Angela Littlewood, the BAF's South-east development officer, said bulldozers were likely to move in a day after the lease was handed over, demolishing indoor and outdoor tracks and the main stand.

She pointed out that Wembley, due to house athletics in a new national stadium by the year 2000, was not a realistic alternative. "It will not provide any day-to-day training," she said, adding that the whole question of deciding the future usage of Crystal Palace was premature, given the current debate over the location of the National Academy of Sport, and its planned regional satellites.

Ovett commented: "It's a joke that we are here today. What sense is there in tearing down a facility when there is nothing to replace it? We've got to decide in this country how seriously we treat sport."

Bedford, who set the world 10,000 metres record on the Palace track in 1973, said: "We should be improving this facility and developing it, not destroying it." And Geoff Parsons, director of the British Athletes Association, said the current dilemma was symptomatic of "the lack of strategy in British sport planning''.

Depriving Crystal Palace of athletics facilities at a time when so much store was being set by the government on improving national sporting performances was, he said, "a ridiculous message to send out''.

Peter Lamb, director of the Crystal Palace Complex from 1990 until September 1996, said that it had been Bromley's idea to regain the lease early in order to complete their development plans in the park.

He said those plans included restoring the original 19th century walkway through the park, which goes directly through the indoor athletics hall.
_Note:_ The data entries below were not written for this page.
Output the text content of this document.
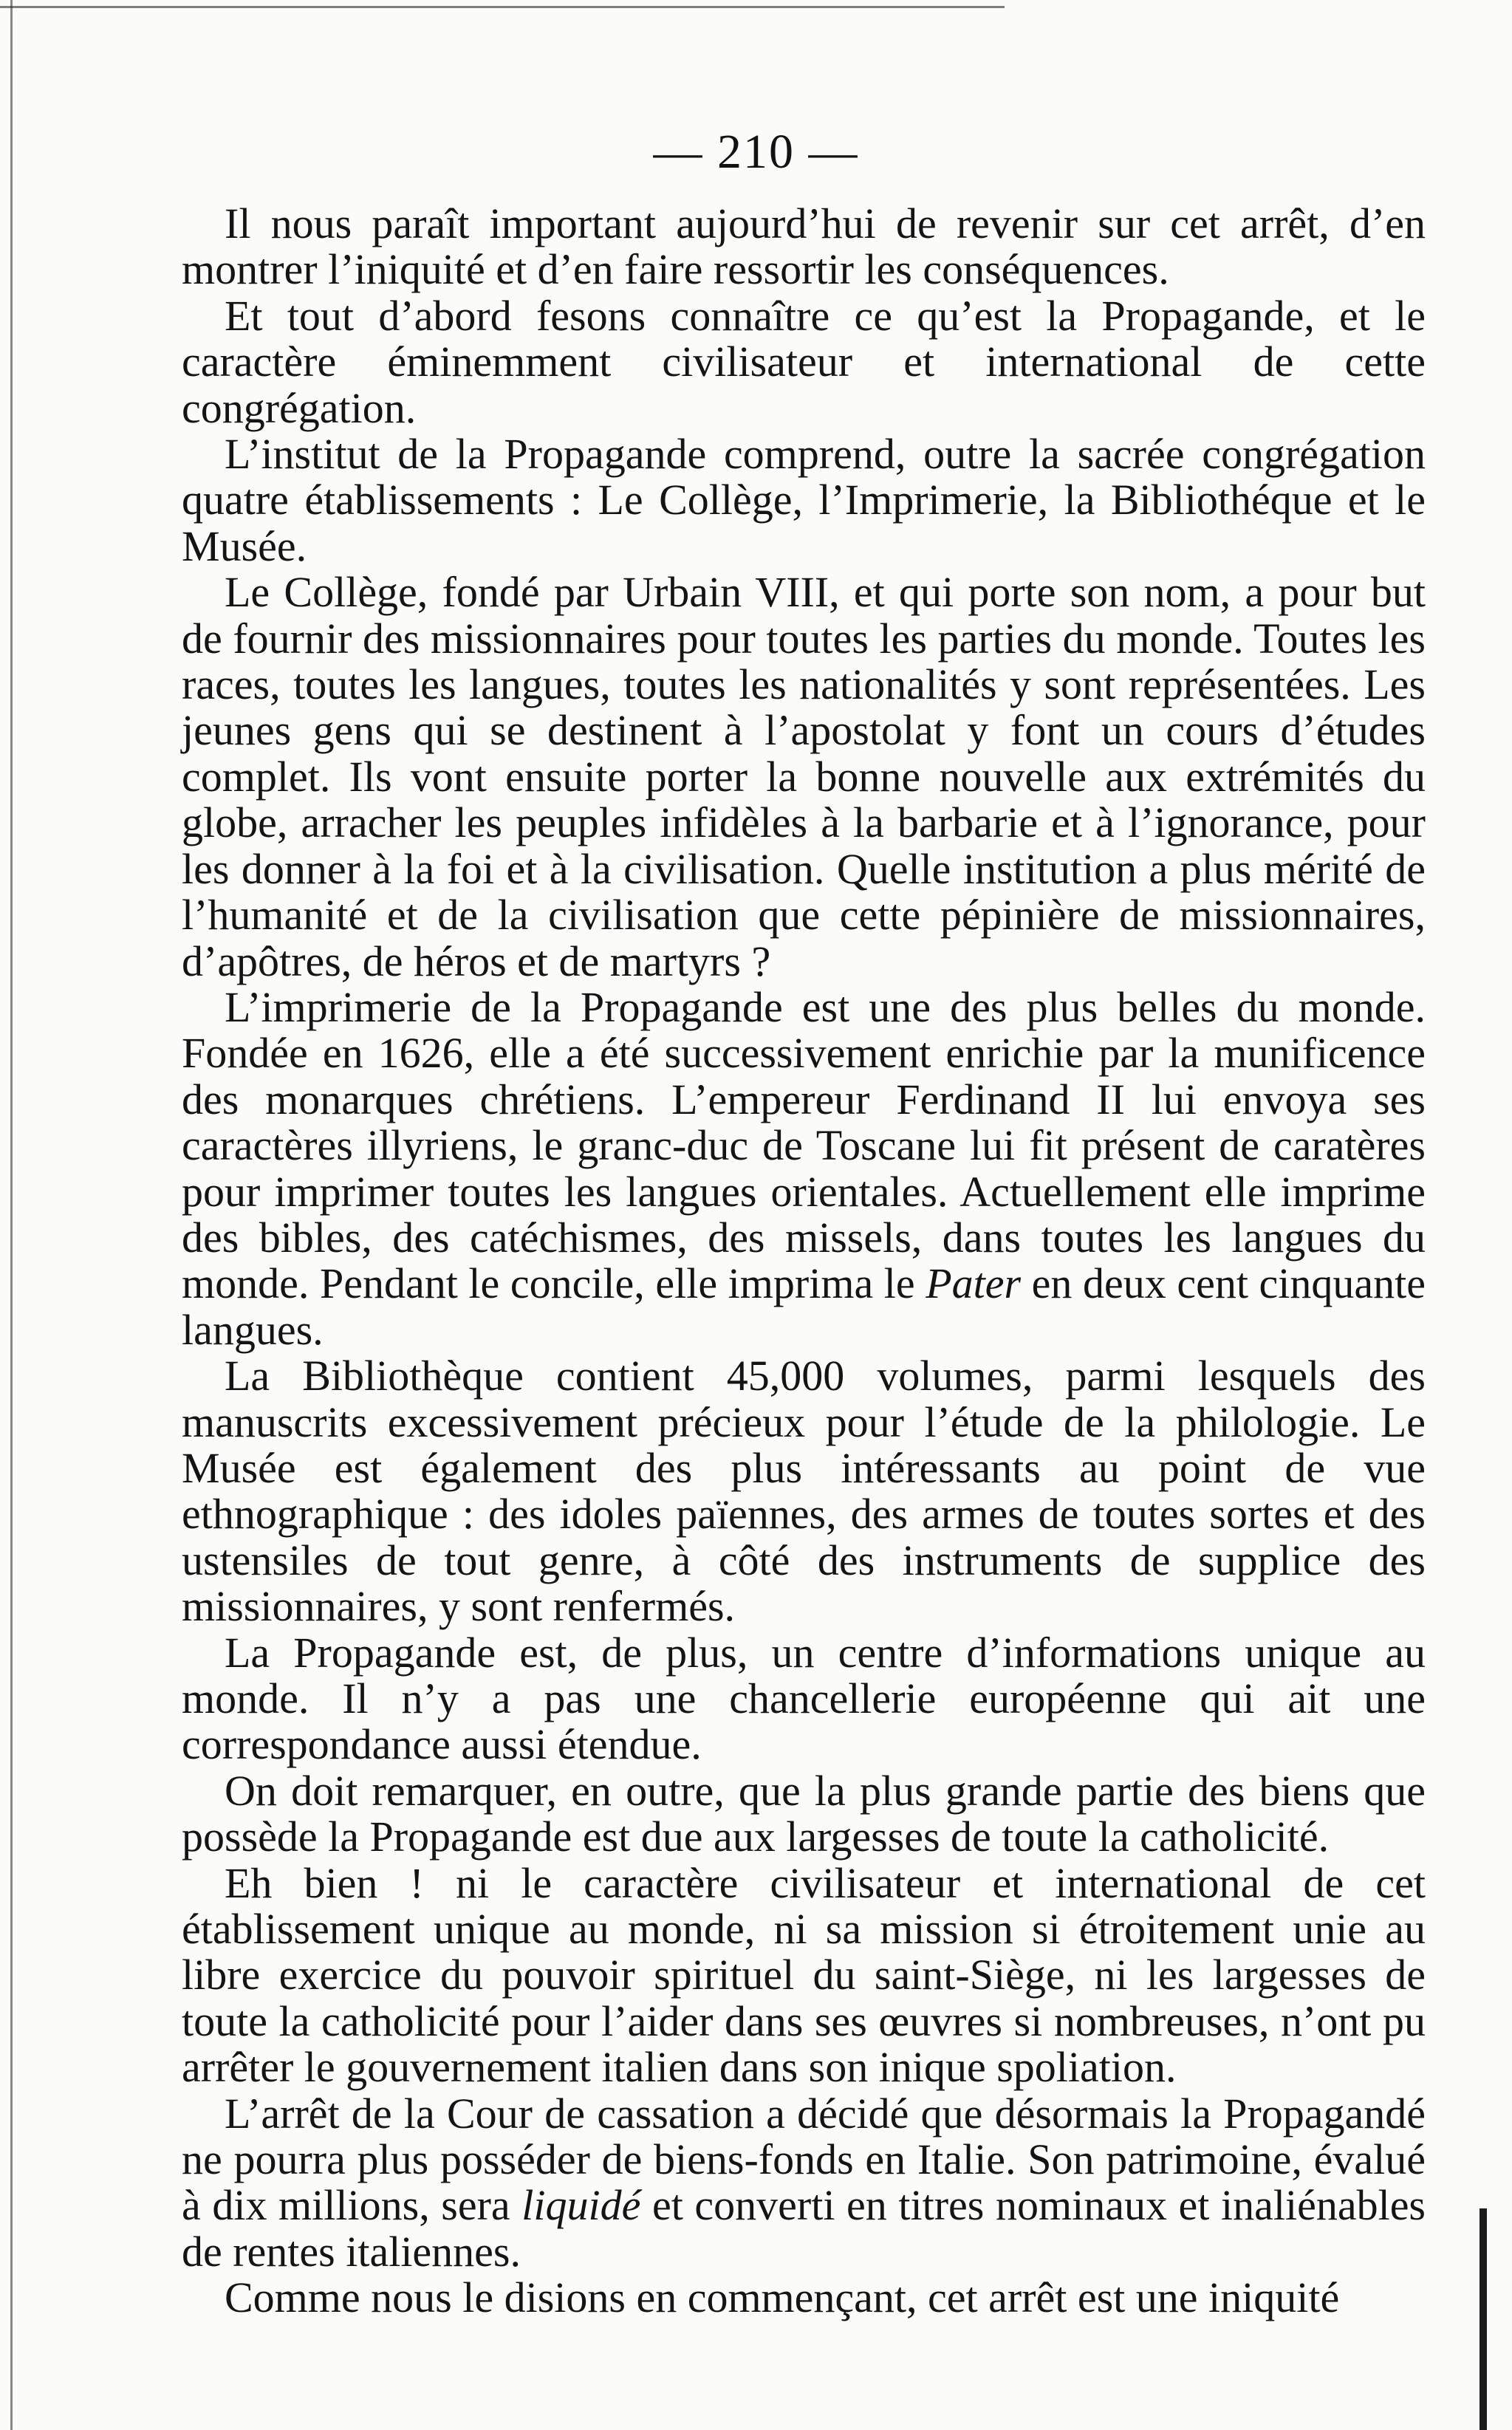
— 210 —

Il nous paraît important aujourd’hui de revenir sur cet arrêt, d’en montrer l’iniquité et d’en faire ressortir les conséquences.

Et tout d’abord fesons connaître ce qu’est la Propagande, et le caractère éminemment civilisateur et international de cette congrégation.

L’institut de la Propagande comprend, outre la sacrée congrégation quatre établissements : Le Collège, l’Imprimerie, la Bibliothéque et le Musée.

Le Collège, fondé par Urbain VIII, et qui porte son nom, a pour but de fournir des missionnaires pour toutes les parties du monde. Toutes les races, toutes les langues, toutes les nationalités y sont représentées. Les jeunes gens qui se destinent à l’apostolat y font un cours d’études complet. Ils vont ensuite porter la bonne nouvelle aux extrémités du globe, arracher les peuples infidèles à la barbarie et à l’ignorance, pour les donner à la foi et à la civilisation. Quelle institution a plus mérité de l’humanité et de la civilisation que cette pépinière de missionnaires, d’apôtres, de héros et de martyrs ?

L’imprimerie de la Propagande est une des plus belles du monde. Fondée en 1626, elle a été successivement enrichie par la munificence des monarques chrétiens. L’empereur Ferdinand II lui envoya ses caractères illyriens, le granc-duc de Toscane lui fit présent de caratères pour imprimer toutes les langues orientales. Actuellement elle imprime des bibles, des catéchismes, des missels, dans toutes les langues du monde. Pendant le concile, elle imprima le Pater en deux cent cinquante langues.

La Bibliothèque contient 45,000 volumes, parmi lesquels des manuscrits excessivement précieux pour l’étude de la philologie. Le Musée est également des plus intéressants au point de vue ethnographique : des idoles païennes, des armes de toutes sortes et des ustensiles de tout genre, à côté des instruments de supplice des missionnaires, y sont renfermés.

La Propagande est, de plus, un centre d’informations unique au monde. Il n’y a pas une chancellerie européenne qui ait une correspondance aussi étendue.

On doit remarquer, en outre, que la plus grande partie des biens que possède la Propagande est due aux largesses de toute la catholicité.

Eh bien ! ni le caractère civilisateur et international de cet établissement unique au monde, ni sa mission si étroitement unie au libre exercice du pouvoir spirituel du saint-Siège, ni les largesses de toute la catholicité pour l’aider dans ses œuvres si nombreuses, n’ont pu arrêter le gouvernement italien dans son inique spoliation.

L’arrêt de la Cour de cassation a décidé que désormais la Propagandé ne pourra plus posséder de biens-fonds en Italie. Son patrimoine, évalué à dix millions, sera liquidé et converti en titres nominaux et inaliénables de rentes italiennes.

Comme nous le disions en commençant, cet arrêt est une iniquité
He also discredited the idea that athletics would be a disproportionately heavy burden on Bromley's tax payers, adding that of the annual pounds 1m cost of the site to the Sports Council, almost pounds 900,000 went on rates, utilities and maintenance.

The Sports Council said yesterday that they would not be taking any long term decisions about Crystal Palace "without prior consultation with the relevant sporting governing bodies''.